The value yet for the number of seconds maybe more or less accurate, but you should be able to see it around 9.4. And as there is a 60 seconds to a minute and a fewer than thirty seconds here, we should be rounding down to 58 degrees and 53 minutes. This is the answer rounded to the nearest minute as we are asked. And we should just note that we have an angle in the correct range using the inverse sine function. Had we’ve been asked for the angle in the 90-degree to 180-degree range, then our answer would be 180 degrees minus our current answer.
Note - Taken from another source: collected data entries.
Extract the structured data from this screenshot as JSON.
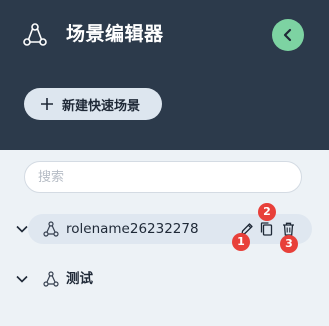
{
  "app": {
    "title": "场景编辑器",
    "icon": "scene-network-icon"
  },
  "collapse": {
    "icon": "chevron-left-icon",
    "color": "#7dd3a2"
  },
  "new_scene": {
    "label": "新建快速场景",
    "icon": "plus-icon"
  },
  "search": {
    "placeholder": "搜索",
    "value": ""
  },
  "tree": {
    "items": [
      {
        "label": "rolename26232278",
        "expanded": true,
        "icon": "scene-node-icon",
        "actions": [
          "edit-icon",
          "copy-icon",
          "delete-icon"
        ],
        "badges": [
          "1",
          "2",
          "3"
        ]
      },
      {
        "label": "测试",
        "expanded": true,
        "icon": "scene-node-icon"
      }
    ]
  },
  "colors": {
    "sidebar_dark": "#2c3a4b",
    "panel_light": "#edf2f6",
    "badge_red": "#e8403a"
  }
}
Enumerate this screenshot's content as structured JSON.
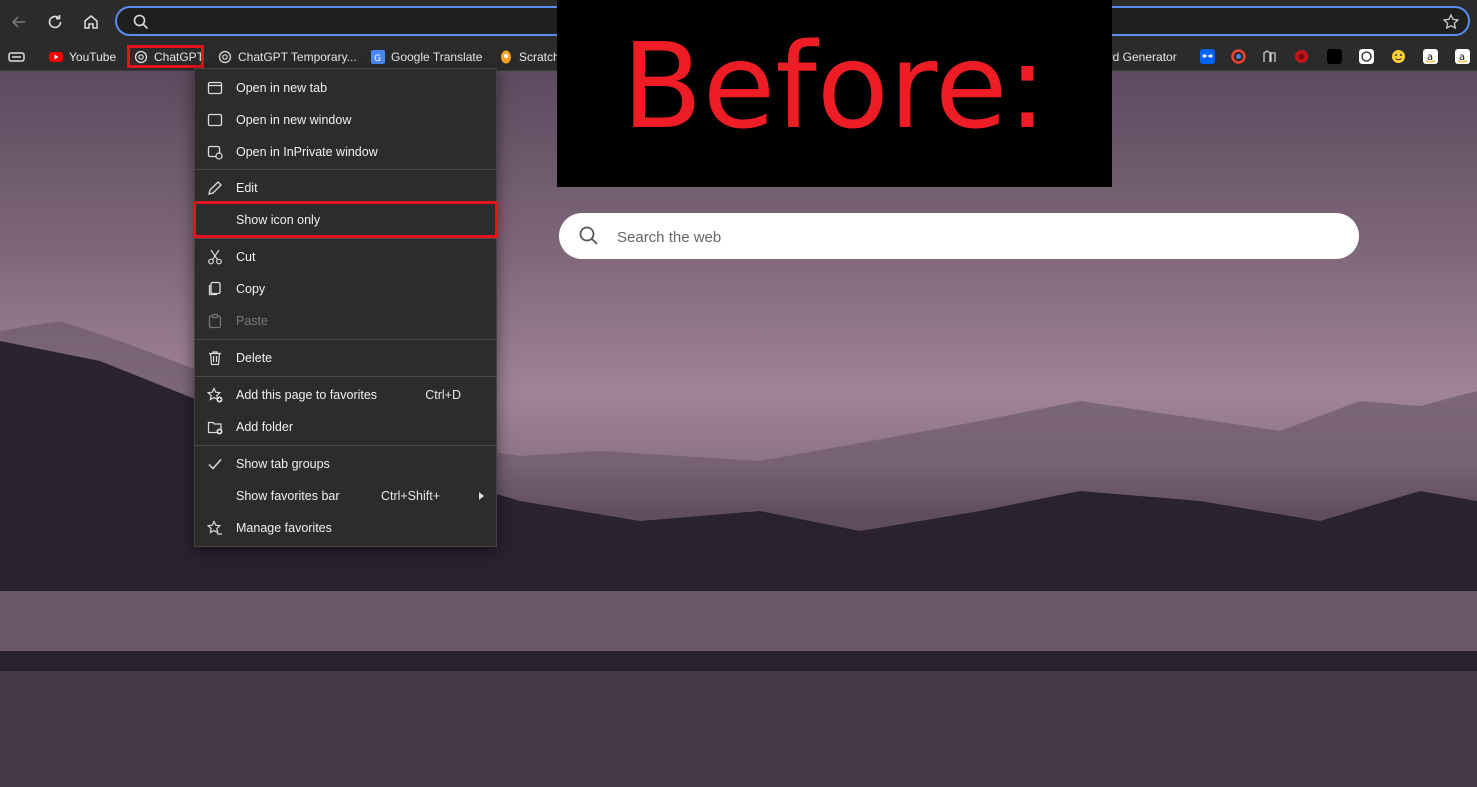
{
  "address_bar": {
    "value": ""
  },
  "favorites": [
    {
      "label": "YouTube",
      "icon": "youtube-icon"
    },
    {
      "label": "ChatGPT",
      "icon": "openai-icon"
    },
    {
      "label": "ChatGPT Temporary...",
      "icon": "openai-icon"
    },
    {
      "label": "Google Translate",
      "icon": "google-translate-icon"
    },
    {
      "label": "Scratch",
      "icon": "scratch-icon"
    },
    {
      "label": "ord Generator",
      "icon": ""
    }
  ],
  "banner": {
    "text": "Before:"
  },
  "search": {
    "placeholder": "Search the web"
  },
  "context_menu": {
    "open_new_tab": "Open in new tab",
    "open_new_window": "Open in new window",
    "open_inprivate": "Open in InPrivate window",
    "edit": "Edit",
    "show_icon_only": "Show icon only",
    "cut": "Cut",
    "copy": "Copy",
    "paste": "Paste",
    "delete": "Delete",
    "add_page": "Add this page to favorites",
    "add_page_shortcut": "Ctrl+D",
    "add_folder": "Add folder",
    "show_tab_groups": "Show tab groups",
    "show_favorites_bar": "Show favorites bar",
    "show_favorites_bar_shortcut": "Ctrl+Shift+",
    "manage_favorites": "Manage favorites"
  },
  "colors": {
    "highlight": "#e4141c",
    "banner_text": "#ee1c25",
    "address_border": "#5b8def"
  }
}
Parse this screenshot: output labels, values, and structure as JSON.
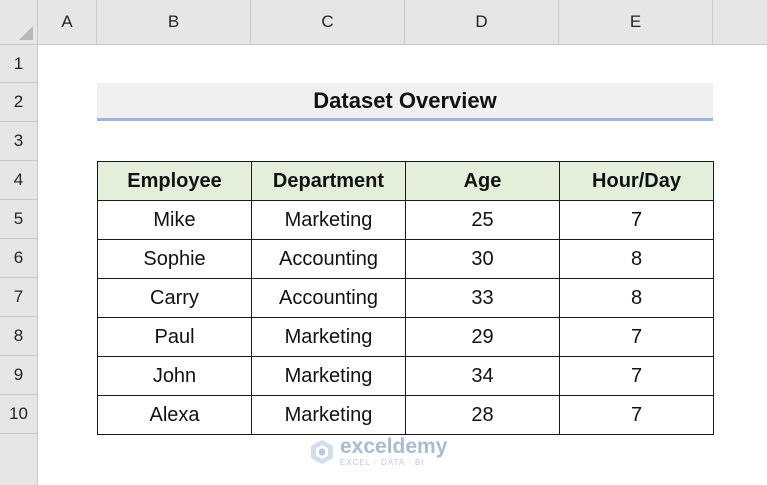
{
  "columns": [
    "A",
    "B",
    "C",
    "D",
    "E"
  ],
  "rows": [
    "1",
    "2",
    "3",
    "4",
    "5",
    "6",
    "7",
    "8",
    "9",
    "10"
  ],
  "title": "Dataset Overview",
  "table": {
    "headers": [
      "Employee",
      "Department",
      "Age",
      "Hour/Day"
    ],
    "rows": [
      [
        "Mike",
        "Marketing",
        "25",
        "7"
      ],
      [
        "Sophie",
        "Accounting",
        "30",
        "8"
      ],
      [
        "Carry",
        "Accounting",
        "33",
        "8"
      ],
      [
        "Paul",
        "Marketing",
        "29",
        "7"
      ],
      [
        "John",
        "Marketing",
        "34",
        "7"
      ],
      [
        "Alexa",
        "Marketing",
        "28",
        "7"
      ]
    ]
  },
  "watermark": {
    "name": "exceldemy",
    "tagline": "EXCEL · DATA · BI",
    "color": "#6e8fb6"
  },
  "colors": {
    "header_fill": "#e3efdb",
    "title_underline": "#9db4d9",
    "title_fill": "#f0f0f0"
  }
}
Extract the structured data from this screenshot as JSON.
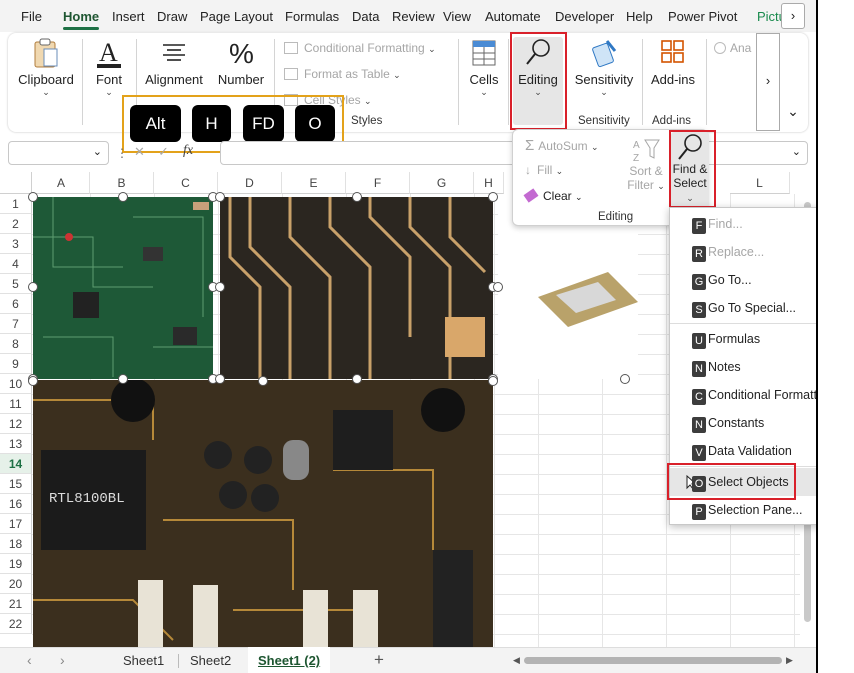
{
  "menu": {
    "tabs": [
      "File",
      "Home",
      "Insert",
      "Draw",
      "Page Layout",
      "Formulas",
      "Data",
      "Review",
      "View",
      "Automate",
      "Developer",
      "Help",
      "Power Pivot",
      "Pictu"
    ],
    "active_tab": "Home",
    "more": "›"
  },
  "ribbon": {
    "clipboard": "Clipboard",
    "font": "Font",
    "alignment": "Alignment",
    "number": "Number",
    "conditional_formatting": "Conditional Formatting",
    "format_as_table": "Format as Table",
    "cell_styles": "Cell Styles",
    "styles_group": "Styles",
    "cells": "Cells",
    "editing": "Editing",
    "sensitivity": "Sensitivity",
    "sensitivity_group": "Sensitivity",
    "addins": "Add-ins",
    "addins_group": "Add-ins",
    "analyze": "Ana",
    "scroll_right": "›",
    "collapse": "⌄"
  },
  "keytips": [
    "Alt",
    "H",
    "FD",
    "O"
  ],
  "formula_bar": {
    "fx": "fx"
  },
  "grid": {
    "columns": [
      "A",
      "B",
      "C",
      "D",
      "E",
      "F",
      "G",
      "H",
      "L"
    ],
    "rows": [
      "1",
      "2",
      "3",
      "4",
      "5",
      "6",
      "7",
      "8",
      "9",
      "10",
      "11",
      "12",
      "13",
      "14",
      "15",
      "16",
      "17",
      "18",
      "19",
      "20",
      "21",
      "22"
    ],
    "selected_row": "14"
  },
  "editing_panel": {
    "autosum": "AutoSum",
    "fill": "Fill",
    "clear": "Clear",
    "sort_filter_line1": "Sort &",
    "sort_filter_line2": "Filter",
    "find_select_line1": "Find &",
    "find_select_line2": "Select",
    "group_label": "Editing"
  },
  "find_select_menu": {
    "items": [
      {
        "label": "Find...",
        "keytip": "F",
        "disabled": true
      },
      {
        "label": "Replace...",
        "keytip": "R",
        "disabled": true
      },
      {
        "label": "Go To...",
        "keytip": "G",
        "disabled": false
      },
      {
        "label": "Go To Special...",
        "keytip": "S",
        "disabled": false
      },
      {
        "label": "Formulas",
        "keytip": "U",
        "disabled": false
      },
      {
        "label": "Notes",
        "keytip": "N",
        "disabled": false
      },
      {
        "label": "Conditional Formatting",
        "keytip": "C",
        "disabled": false
      },
      {
        "label": "Constants",
        "keytip": "N",
        "disabled": false
      },
      {
        "label": "Data Validation",
        "keytip": "V",
        "disabled": false
      },
      {
        "label": "Select Objects",
        "keytip": "O",
        "disabled": false
      },
      {
        "label": "Selection Pane...",
        "keytip": "P",
        "disabled": false
      }
    ]
  },
  "sheets": {
    "tabs": [
      "Sheet1",
      "Sheet2",
      "Sheet1 (2)"
    ],
    "active": "Sheet1 (2)",
    "add": "+"
  },
  "colors": {
    "accent": "#1e7145",
    "highlight_red": "#d9202a",
    "keytip_border": "#e3a21a"
  }
}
So to be strictly correct, we should have added 180 degrees minus sine inverse of 122 over 142.5 as one of the possibilities for 𝜃. If your calculator doesn’t allow you to convert decimal degrees into degrees, minutes, and seconds or if you can’t work on how to make it do it, what you can do is you can write 𝜃 is equal to 58 degrees plus 0.8859 dot dot dot degrees, where we got the 0.8859 dot dot dot degrees by subtracting 58 degrees from our answer. And using our calculator to multiply this fractional number of degrees by 60 to get the number of minutes, we get that 0.8859 dot dot dot degrees is equal to 53.1567 dot dot dot minutes, which again to the nearest minute is 58 degrees and 53 minutes.